Vallotton EscalesLu par Francis Richard, Inma Abbet,

Le blog de l'auteur, le site de l'éditeur.

 

Le lecteur qui se plonge dans "Escales" après avoir goûté le sensible et esthétisant récit "Journal de la haine et autres douleurs" va se retrouver en terrain connu. En effet, l'écrivain romand Frédéric Vallotton creuse à nouveau son propre personnage. "Escales" est un récit; c'est aussi la collection de chroniques courtes notées en voyage à l'aide d'un stylo-plume polonais dans un carnet Moleskine, gage d'esthétisme.

 

Esthétisme?
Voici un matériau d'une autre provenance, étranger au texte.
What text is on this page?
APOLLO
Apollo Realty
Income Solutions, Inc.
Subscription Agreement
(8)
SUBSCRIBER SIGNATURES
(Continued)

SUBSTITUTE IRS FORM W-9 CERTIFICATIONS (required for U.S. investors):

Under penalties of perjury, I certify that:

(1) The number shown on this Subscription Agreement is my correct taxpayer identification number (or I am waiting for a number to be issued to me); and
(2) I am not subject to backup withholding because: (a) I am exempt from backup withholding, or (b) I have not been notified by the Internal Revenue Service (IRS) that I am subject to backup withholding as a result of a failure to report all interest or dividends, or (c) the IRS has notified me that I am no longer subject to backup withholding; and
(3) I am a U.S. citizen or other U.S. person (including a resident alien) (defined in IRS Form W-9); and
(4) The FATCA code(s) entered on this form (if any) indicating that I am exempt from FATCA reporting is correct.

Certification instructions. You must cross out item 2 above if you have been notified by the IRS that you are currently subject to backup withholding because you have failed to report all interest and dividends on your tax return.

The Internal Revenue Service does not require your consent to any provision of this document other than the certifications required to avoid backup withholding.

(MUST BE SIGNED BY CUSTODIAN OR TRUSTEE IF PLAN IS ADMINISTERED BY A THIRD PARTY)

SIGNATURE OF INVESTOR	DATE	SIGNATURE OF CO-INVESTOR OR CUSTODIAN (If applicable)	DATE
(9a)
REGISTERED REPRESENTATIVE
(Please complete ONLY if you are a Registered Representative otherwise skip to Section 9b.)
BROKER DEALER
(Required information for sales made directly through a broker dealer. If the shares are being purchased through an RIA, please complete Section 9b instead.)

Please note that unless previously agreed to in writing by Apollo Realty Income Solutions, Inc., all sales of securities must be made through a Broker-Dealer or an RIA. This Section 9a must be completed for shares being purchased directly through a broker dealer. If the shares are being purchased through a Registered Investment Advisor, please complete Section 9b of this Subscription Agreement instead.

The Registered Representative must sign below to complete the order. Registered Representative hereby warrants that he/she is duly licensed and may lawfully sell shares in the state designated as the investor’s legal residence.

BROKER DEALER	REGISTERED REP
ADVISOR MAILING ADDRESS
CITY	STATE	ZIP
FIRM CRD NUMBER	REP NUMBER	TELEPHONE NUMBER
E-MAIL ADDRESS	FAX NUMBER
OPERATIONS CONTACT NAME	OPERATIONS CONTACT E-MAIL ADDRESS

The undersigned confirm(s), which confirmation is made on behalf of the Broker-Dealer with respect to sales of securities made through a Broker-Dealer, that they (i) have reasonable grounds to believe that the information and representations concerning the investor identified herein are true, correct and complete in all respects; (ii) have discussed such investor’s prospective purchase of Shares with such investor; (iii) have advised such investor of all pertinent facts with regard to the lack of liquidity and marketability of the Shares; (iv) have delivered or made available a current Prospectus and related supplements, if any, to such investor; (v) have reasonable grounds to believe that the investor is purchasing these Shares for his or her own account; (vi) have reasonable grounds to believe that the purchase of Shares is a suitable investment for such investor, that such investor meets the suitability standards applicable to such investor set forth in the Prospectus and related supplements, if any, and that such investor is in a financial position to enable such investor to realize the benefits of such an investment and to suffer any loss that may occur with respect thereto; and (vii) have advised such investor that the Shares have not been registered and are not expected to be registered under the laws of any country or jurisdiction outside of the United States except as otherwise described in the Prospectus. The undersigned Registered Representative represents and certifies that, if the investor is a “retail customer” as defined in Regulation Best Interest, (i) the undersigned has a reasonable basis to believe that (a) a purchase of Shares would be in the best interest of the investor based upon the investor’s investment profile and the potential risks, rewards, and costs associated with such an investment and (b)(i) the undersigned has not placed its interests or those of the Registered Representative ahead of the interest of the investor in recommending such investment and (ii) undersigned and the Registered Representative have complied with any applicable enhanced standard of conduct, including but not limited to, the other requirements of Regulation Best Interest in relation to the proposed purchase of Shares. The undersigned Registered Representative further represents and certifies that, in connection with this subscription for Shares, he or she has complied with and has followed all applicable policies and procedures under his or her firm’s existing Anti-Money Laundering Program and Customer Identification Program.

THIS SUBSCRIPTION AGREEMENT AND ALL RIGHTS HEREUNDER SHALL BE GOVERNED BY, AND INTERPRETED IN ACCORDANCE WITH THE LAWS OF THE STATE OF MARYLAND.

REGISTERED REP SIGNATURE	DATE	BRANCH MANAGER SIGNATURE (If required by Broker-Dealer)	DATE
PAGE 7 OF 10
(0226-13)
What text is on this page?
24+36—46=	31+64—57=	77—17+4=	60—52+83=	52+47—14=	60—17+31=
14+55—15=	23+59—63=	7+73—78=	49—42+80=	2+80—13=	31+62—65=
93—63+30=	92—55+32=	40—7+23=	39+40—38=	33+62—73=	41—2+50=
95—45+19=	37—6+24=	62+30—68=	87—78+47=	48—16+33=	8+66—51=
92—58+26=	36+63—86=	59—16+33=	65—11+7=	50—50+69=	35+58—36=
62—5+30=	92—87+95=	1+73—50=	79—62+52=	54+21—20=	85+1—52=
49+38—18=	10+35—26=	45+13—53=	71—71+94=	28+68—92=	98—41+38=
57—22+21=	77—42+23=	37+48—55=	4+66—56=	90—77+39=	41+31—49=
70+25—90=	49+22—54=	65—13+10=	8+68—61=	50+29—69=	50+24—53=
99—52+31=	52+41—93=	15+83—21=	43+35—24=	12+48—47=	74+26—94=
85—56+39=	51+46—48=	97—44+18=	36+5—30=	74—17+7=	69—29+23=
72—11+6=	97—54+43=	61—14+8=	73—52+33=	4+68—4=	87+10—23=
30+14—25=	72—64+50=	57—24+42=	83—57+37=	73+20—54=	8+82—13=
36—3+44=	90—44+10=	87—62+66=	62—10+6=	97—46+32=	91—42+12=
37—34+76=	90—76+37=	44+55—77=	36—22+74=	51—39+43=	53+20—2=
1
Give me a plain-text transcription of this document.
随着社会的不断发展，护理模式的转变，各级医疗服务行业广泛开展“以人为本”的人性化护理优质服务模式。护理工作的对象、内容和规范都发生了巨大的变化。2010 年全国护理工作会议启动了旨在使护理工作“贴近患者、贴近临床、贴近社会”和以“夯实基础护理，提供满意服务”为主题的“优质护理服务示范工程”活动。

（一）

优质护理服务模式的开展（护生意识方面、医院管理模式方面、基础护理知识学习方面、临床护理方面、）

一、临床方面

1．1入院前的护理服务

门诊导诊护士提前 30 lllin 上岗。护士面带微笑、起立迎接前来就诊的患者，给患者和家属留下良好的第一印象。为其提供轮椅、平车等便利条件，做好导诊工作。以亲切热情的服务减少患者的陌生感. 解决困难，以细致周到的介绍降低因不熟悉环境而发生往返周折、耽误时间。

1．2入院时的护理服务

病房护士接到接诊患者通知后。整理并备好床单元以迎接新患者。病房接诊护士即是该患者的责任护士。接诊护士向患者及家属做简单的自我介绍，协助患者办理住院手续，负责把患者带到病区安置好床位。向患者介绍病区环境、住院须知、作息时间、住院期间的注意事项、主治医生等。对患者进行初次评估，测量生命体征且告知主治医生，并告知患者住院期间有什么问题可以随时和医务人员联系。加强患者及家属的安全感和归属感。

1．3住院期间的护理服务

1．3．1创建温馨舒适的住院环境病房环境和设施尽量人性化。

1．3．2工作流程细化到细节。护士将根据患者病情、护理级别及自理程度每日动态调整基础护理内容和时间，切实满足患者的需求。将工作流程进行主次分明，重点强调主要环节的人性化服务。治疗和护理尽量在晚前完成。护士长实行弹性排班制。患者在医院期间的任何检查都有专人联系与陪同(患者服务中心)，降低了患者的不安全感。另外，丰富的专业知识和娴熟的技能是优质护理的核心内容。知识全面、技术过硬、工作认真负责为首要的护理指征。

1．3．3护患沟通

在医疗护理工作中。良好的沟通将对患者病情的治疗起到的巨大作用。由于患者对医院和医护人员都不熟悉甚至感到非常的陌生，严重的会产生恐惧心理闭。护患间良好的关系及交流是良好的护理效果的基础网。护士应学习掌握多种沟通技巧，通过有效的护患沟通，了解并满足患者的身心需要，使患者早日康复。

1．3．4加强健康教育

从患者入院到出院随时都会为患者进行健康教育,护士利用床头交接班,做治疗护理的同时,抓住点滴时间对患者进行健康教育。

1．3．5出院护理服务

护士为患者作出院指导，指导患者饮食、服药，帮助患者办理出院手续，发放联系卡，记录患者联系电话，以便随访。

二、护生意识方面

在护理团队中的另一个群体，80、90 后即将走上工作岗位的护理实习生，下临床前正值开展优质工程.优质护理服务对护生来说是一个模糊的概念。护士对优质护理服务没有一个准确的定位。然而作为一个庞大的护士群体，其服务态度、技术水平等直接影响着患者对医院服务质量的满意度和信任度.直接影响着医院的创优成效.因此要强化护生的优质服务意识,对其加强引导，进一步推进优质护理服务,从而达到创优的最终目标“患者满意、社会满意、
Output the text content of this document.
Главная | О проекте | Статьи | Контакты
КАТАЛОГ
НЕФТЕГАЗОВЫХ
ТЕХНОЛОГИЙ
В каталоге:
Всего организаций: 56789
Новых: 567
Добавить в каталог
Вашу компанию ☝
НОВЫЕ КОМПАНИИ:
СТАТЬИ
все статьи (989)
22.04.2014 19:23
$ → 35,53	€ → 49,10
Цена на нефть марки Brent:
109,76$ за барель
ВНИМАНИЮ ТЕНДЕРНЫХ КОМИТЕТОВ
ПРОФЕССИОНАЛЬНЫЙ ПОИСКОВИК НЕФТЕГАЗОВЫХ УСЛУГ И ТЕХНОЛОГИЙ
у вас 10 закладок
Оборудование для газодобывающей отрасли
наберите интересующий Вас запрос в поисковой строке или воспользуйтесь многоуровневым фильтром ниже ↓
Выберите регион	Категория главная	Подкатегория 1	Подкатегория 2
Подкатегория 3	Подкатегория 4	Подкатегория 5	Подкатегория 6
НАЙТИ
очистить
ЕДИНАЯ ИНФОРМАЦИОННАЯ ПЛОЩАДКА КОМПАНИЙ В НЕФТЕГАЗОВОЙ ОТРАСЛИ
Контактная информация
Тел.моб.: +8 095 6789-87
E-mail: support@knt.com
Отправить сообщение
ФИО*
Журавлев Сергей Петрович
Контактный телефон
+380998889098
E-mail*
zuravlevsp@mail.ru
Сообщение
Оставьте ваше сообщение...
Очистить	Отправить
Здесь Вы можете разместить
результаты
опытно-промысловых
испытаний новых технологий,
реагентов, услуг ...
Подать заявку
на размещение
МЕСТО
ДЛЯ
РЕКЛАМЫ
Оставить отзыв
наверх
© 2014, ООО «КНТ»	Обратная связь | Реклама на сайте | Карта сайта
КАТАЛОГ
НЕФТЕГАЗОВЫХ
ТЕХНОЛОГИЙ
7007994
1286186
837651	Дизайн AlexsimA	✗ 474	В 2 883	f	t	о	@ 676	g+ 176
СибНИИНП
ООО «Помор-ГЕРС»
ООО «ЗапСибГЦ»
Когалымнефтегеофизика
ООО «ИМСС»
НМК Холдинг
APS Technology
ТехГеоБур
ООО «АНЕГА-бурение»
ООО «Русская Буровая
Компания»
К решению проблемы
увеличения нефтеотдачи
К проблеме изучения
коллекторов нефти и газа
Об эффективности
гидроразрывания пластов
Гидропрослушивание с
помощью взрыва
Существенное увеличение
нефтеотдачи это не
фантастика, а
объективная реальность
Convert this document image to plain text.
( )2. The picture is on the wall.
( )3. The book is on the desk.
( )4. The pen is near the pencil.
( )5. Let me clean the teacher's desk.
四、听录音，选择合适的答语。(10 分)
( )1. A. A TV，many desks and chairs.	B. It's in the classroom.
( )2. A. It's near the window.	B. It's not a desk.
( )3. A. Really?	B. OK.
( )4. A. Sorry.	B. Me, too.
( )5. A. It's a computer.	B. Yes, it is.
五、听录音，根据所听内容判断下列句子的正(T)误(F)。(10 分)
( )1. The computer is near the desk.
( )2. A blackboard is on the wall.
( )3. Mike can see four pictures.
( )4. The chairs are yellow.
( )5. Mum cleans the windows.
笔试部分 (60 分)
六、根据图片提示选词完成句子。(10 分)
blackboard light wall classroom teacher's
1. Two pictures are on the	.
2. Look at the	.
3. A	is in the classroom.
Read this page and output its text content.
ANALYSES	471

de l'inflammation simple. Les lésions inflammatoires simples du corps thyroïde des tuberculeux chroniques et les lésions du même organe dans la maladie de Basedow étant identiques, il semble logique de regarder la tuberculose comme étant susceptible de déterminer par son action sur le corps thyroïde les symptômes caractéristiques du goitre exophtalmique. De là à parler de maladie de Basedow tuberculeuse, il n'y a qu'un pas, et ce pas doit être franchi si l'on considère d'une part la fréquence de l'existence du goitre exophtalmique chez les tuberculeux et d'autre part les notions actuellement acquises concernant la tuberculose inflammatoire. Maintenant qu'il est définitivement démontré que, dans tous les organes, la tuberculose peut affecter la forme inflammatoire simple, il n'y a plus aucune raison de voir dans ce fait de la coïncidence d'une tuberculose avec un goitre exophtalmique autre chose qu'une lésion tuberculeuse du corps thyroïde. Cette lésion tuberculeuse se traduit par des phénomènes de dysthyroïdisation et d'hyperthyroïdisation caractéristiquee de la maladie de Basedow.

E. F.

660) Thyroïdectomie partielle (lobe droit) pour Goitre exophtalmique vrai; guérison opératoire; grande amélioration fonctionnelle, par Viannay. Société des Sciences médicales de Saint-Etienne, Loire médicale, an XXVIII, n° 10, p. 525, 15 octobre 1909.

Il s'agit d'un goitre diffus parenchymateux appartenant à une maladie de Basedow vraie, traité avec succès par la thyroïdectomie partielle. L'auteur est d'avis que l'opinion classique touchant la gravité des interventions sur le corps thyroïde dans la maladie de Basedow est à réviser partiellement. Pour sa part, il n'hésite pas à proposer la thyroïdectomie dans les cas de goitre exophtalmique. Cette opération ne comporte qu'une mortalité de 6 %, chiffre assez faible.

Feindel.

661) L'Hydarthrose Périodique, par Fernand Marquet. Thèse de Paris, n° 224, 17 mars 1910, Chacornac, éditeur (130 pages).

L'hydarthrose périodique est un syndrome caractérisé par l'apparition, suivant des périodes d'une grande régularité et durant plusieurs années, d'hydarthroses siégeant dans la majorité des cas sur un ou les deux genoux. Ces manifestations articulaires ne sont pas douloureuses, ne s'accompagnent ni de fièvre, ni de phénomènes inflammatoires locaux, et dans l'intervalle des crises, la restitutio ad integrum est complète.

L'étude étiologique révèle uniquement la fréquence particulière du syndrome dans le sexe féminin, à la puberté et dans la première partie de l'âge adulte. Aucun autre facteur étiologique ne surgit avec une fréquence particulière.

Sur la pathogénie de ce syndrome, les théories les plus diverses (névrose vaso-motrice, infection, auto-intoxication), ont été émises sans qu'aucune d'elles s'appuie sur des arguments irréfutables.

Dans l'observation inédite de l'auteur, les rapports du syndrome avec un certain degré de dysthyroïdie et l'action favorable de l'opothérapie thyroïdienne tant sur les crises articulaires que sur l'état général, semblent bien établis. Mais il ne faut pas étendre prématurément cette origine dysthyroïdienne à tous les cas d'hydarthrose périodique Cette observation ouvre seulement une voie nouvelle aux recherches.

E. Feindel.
Indéniablement, on retrouve dans "Escales" un narrateur esthète, attaché aux objets qui ont un parcours de vie aussi sinueux que possible. Le narrateur ne recule par exemple dans devant l'achat d'un souvenir fabriqué en Chine et vendu en Europe du nord: dans son esprit, l'idée d'imaginer le voyage d'un objet - une tasse à thé, par exemple - entre plusieurs continents, avant d'arriver dans son méconnu canton de Vaud, suffit à lui donner une attachante valeur sentimentale.

 

Si les objets voyagent, l'auteur n'en fait pas moins - donnant à "Escales" l'impression d'une mobilité tous azimuts. Articulé en deux parties, ce livre relate de manière lâche deux croisières, l'une dans le nord de l'Europe, l'autre en Méditerranée. On se souvient qu'à l'issue du livre "Journal de la haine et autres douleurs", il était aisé de penser au "Odio profanum pecus et arceo" d'Horace. "Escales" va un peu plus loin. Certes, ce n'est pas forcément à sa propre initiative que l'auteur est parti en croisière: c'est plutôt Cy., son compagnon, qui joue le rôle de moteur. Mais force est de constater que le narrateur joue parfaitement le jeu. La narration pointe certaines surprises du voyage et offre une réflexion sur cette manière particulière, strictement cadrée et confinée, de voir le monde. Mais, et c'est important aussi, l'écrivain assume parfaitement le fait d'être l'un de ces "blaireaux de luxe" qui voyagent de port en port en bateau pour découvrir quelques merveilles du monde.

 

Et si le narrateur embarque sur les chemins balisés des croisières commerciales, son esprit ne peut s'empêcher de voyager plus loin encore, en particulier dans les souvenirs. Il sera donc aussi question d'une expédition homérique en bus Greyhound vers les chutes du Niagara, ou, tant qu'à faire, vers New York et la statue de la Liberté. Cela, sans oublier quelques notes acerbes sur la construction problématique de l'aéroport de Berlin Schoenefeld. Berlin, élément pivot de la vie et des livres de Frédéric Vallotton...

 

Avec "Escales", l'auteur romand Frédéric Vallotton montre un talent d'écrivain voyageur. Certes ancré dans son terroir morgien (l'auteur y est actif en politique), "Escales" emprunte les sentiers hyper-balisés de deux croisières et s'offre ce prétexte pour faire errer les esprits des lecteurs. Une pointe de misanthropie, attendue certes, affleure au détour de certaines phrases. Mais cela n'empêche pas de s'embarquer dans "Escales", qui se rèvèle une suite à "Journal de haine et autres douleurs", narrée dans une écriture certes travaillée, mais moins esthétisante et donc plus flatteuse pour tout lecteur.

 

Frédéric Vallotton, Escales, La Chaux-de-Fonds, Olivier Morattel Editeur, 2016.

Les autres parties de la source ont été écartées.